Rev Neurol. 1996 Feb;24(126):207-13.
Restoration of blood flow is necessary when treating brain ischemia. However, except in very early cases, this is insufficient to prevent the cascade of mediators of cell damage unleashed by ischemia which, on the other hand, is boosted by the deleterious effects of reperfusion. We therefore consider adequate treatment for brain ischemia ought to associate, early on, reperfusion with pharmacological inhibition of those intermediaries in damage caused by ischemia/reperfusion (cytoprotection), basically an excess of cytosolic calcium and of free radicals. In this way, spreading of the infarct may be avoided more effectively than just with reperfusion alone. Our aim was to demonstrate this hypothesis using an experimental model. In order to do so, we shall embolize the right carotid artery territory of 50 Long Evans rats with autologous blood thrombi and check the location of the embolus using arteriography. Forty rats will receive thrombolytic treatment intravenously (rTPA at a dose of 20 mg/kg) two hours after embolization, while 10 control rats will receive similar treatment with saline serum. The thrombolysis treated animal group will be divided into four subgroups (A, B, C, D, ni = 10). Group A will be considered as the thrombolysis control group; group B will additionally receive calcium antagonists (dihydropyridines); group C will undergo antioxidant treatment (21-aminosteroids) and group D both calcium antagonists and antioxidants in association with thrombolysis. The size of infarct produced in each group, estimated following Cavalieri's principle, will be compared using nonparametric statistical tests (Mann-Whitney test and Willcoxon test). We present the preliminary results so obtained in a group of 14 control rats studied with the aim of assessing the usefulness of the proposed model.

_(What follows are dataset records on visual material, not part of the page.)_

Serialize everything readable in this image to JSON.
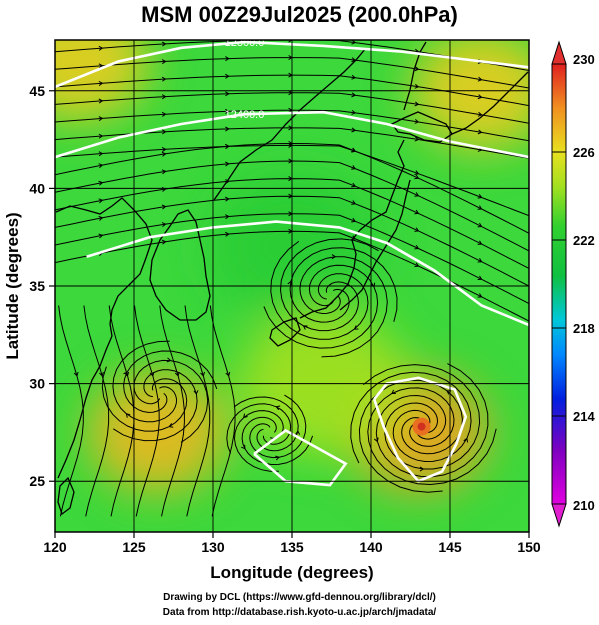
{
  "title": "MSM 00Z29Jul2025 (200.0hPa)",
  "x_axis": {
    "label": "Longitude (degrees)",
    "ticks": [
      "120",
      "125",
      "130",
      "135",
      "140",
      "145",
      "150"
    ]
  },
  "y_axis": {
    "label": "Latitude  (degrees)",
    "ticks": [
      "25",
      "30",
      "35",
      "40",
      "45"
    ]
  },
  "colorbar": {
    "ticks": [
      "230",
      "226",
      "222",
      "218",
      "214",
      "210"
    ],
    "min": 210,
    "max": 230
  },
  "contour_labels": [
    "12300.0",
    "12400.0"
  ],
  "credits": [
    "Drawing by DCL (https://www.gfd-dennou.org/library/dcl/)",
    "Data from http://database.rish.kyoto-u.ac.jp/arch/jmadata/"
  ],
  "chart_data": {
    "type": "heatmap",
    "title": "MSM 00Z29Jul2025 (200.0hPa)",
    "xlabel": "Longitude (degrees)",
    "ylabel": "Latitude  (degrees)",
    "xlim": [
      120,
      150
    ],
    "ylim": [
      22.4,
      47.6
    ],
    "zlim": [
      210,
      230
    ],
    "colors": {
      "low": "#d800d8",
      "mid_low": "#1e3cff",
      "mid": "#22cc44",
      "mid_high": "#d8e61a",
      "high": "#e03020"
    },
    "field_regions": [
      {
        "lon": 126.5,
        "lat": 27.5,
        "value": 227
      },
      {
        "lon": 143,
        "lat": 27.5,
        "value": 227.5
      },
      {
        "lon": 147,
        "lat": 45,
        "value": 226.5
      },
      {
        "lon": 121.5,
        "lat": 46.5,
        "value": 226.5
      },
      {
        "lon": 135,
        "lat": 37,
        "value": 222
      },
      {
        "lon": 137,
        "lat": 30,
        "value": 224.5
      }
    ],
    "contours": [
      {
        "label": "12300.0",
        "points": [
          [
            120,
            45.2
          ],
          [
            124,
            46.5
          ],
          [
            128,
            47.2
          ],
          [
            132,
            47.5
          ],
          [
            137,
            47.3
          ],
          [
            142,
            47
          ],
          [
            146,
            46.6
          ],
          [
            150,
            46.2
          ]
        ]
      },
      {
        "label": "12400.0",
        "points": [
          [
            120,
            41.6
          ],
          [
            124,
            42.6
          ],
          [
            128,
            43.3
          ],
          [
            132,
            43.8
          ],
          [
            137,
            43.9
          ],
          [
            141,
            43.3
          ],
          [
            145,
            42.4
          ],
          [
            150,
            41.6
          ]
        ]
      },
      {
        "label": "",
        "points": [
          [
            122,
            36.5
          ],
          [
            126,
            37.5
          ],
          [
            130,
            38
          ],
          [
            134,
            38.3
          ],
          [
            138,
            38
          ],
          [
            141,
            37.2
          ],
          [
            144,
            35.8
          ],
          [
            147,
            34
          ],
          [
            150,
            33
          ]
        ]
      },
      {
        "label": "",
        "points": [
          [
            140.2,
            29.2
          ],
          [
            141,
            30
          ],
          [
            143,
            30.3
          ],
          [
            145.3,
            29.7
          ],
          [
            146,
            28.3
          ],
          [
            145.4,
            26.9
          ],
          [
            144.5,
            25.5
          ],
          [
            143,
            25
          ],
          [
            141.7,
            26.2
          ],
          [
            140.8,
            27.8
          ],
          [
            140.2,
            29.2
          ]
        ]
      },
      {
        "label": "",
        "points": [
          [
            132.6,
            26.4
          ],
          [
            134.6,
            27.6
          ],
          [
            136.4,
            26.8
          ],
          [
            138.4,
            25.9
          ],
          [
            137.4,
            24.8
          ],
          [
            134.6,
            25.0
          ],
          [
            132.6,
            26.4
          ]
        ]
      }
    ],
    "circulation_centers": [
      {
        "type": "cyclonic",
        "lon": 137.5,
        "lat": 34.5
      },
      {
        "type": "typhoon",
        "lon": 143.2,
        "lat": 27.8
      }
    ],
    "grid": true
  }
}
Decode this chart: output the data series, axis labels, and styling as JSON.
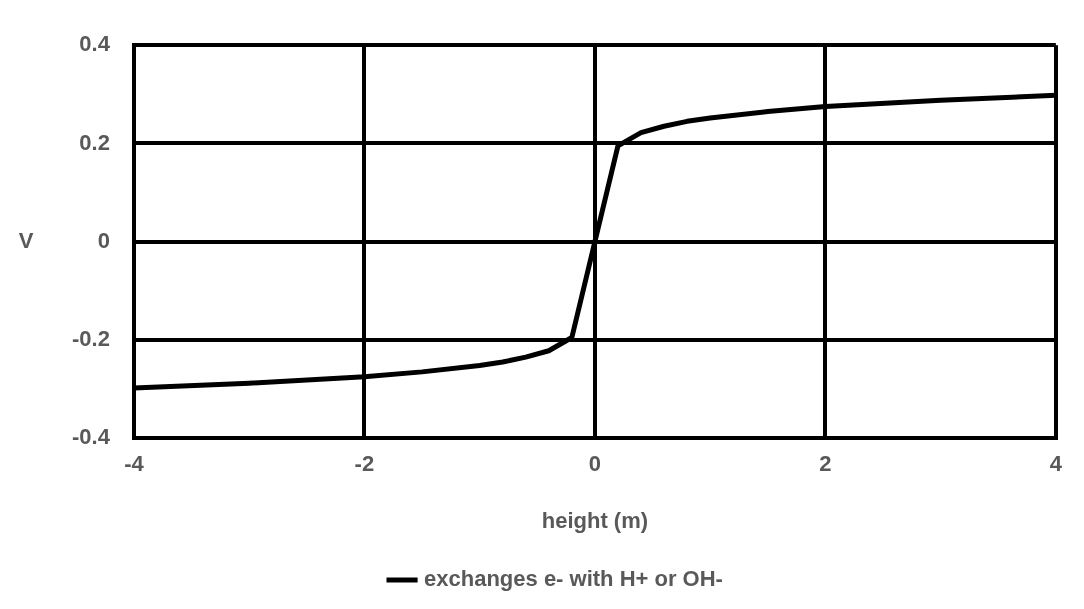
{
  "chart_data": {
    "type": "line",
    "xlabel": "height (m)",
    "ylabel": "V",
    "x": [
      -4,
      -3,
      -2,
      -1.5,
      -1,
      -0.8,
      -0.6,
      -0.4,
      -0.2,
      0,
      0.2,
      0.4,
      0.6,
      0.8,
      1,
      1.5,
      2,
      3,
      4
    ],
    "series": [
      {
        "name": "exchanges e- with H+ or OH-",
        "color": "#000000",
        "values": [
          -0.298,
          -0.288,
          -0.275,
          -0.265,
          -0.252,
          -0.245,
          -0.235,
          -0.222,
          -0.195,
          0,
          0.195,
          0.222,
          0.235,
          0.245,
          0.252,
          0.265,
          0.275,
          0.288,
          0.298
        ]
      }
    ],
    "xlim": [
      -4,
      4
    ],
    "xticks": [
      -4,
      -2,
      0,
      2,
      4
    ],
    "ylim": [
      -0.4,
      0.4
    ],
    "yticks": [
      -0.4,
      -0.2,
      0,
      0.2,
      0.4
    ],
    "grid": true,
    "legend": "bottom",
    "marker": "none",
    "line_style": "solid"
  }
}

治疗脑缺血时恢复血流是必要的。然而,除了非常早期的病例外,这不足以预防缺血引发的细胞损伤介质级联反应,而另一方面,再灌注的有害作用会加剧这种反应。因此,我们认为对脑缺血的充分治疗应该在早期将再灌注与对缺血/再灌注造成损伤的那些中介物(细胞保护)进行药理抑制相结合,主要是过量的胞质钙和自由基。这样,比起单纯的再灌注,梗死灶的扩散可能会得到更有效的避免。我们的目的是使用实验模型来验证这一假设。为了做到这一点,我们将用自体血栓栓塞50只Long Evans大鼠的右侧颈动脉区域,并通过动脉造影检查栓子的位置。40只大鼠将在栓塞两小时后接受静脉溶栓治疗(剂量为20mg/kg的重组组织型纤溶酶原激活剂),而10只对照大鼠将接受类似的生理盐水血清治疗。接受溶栓治疗的动物组将分为四个亚组(A、B、C、D,每组10只)。A组将被视为溶栓对照组;B组将额外接受钙拮抗剂(二氢吡啶类);C组将接受抗氧化治疗(21-氨基类固醇),D组将在溶栓的同时联合使用钙拮抗剂和抗氧化剂。将使用非参数统计检验(曼-惠特尼检验和威尔科克森检验)比较每组按照卡瓦列里原理估算出的梗死灶大小。我们展示了在一组14只对照大鼠中获得的初步结果,目的是评估所提出模型的有效性。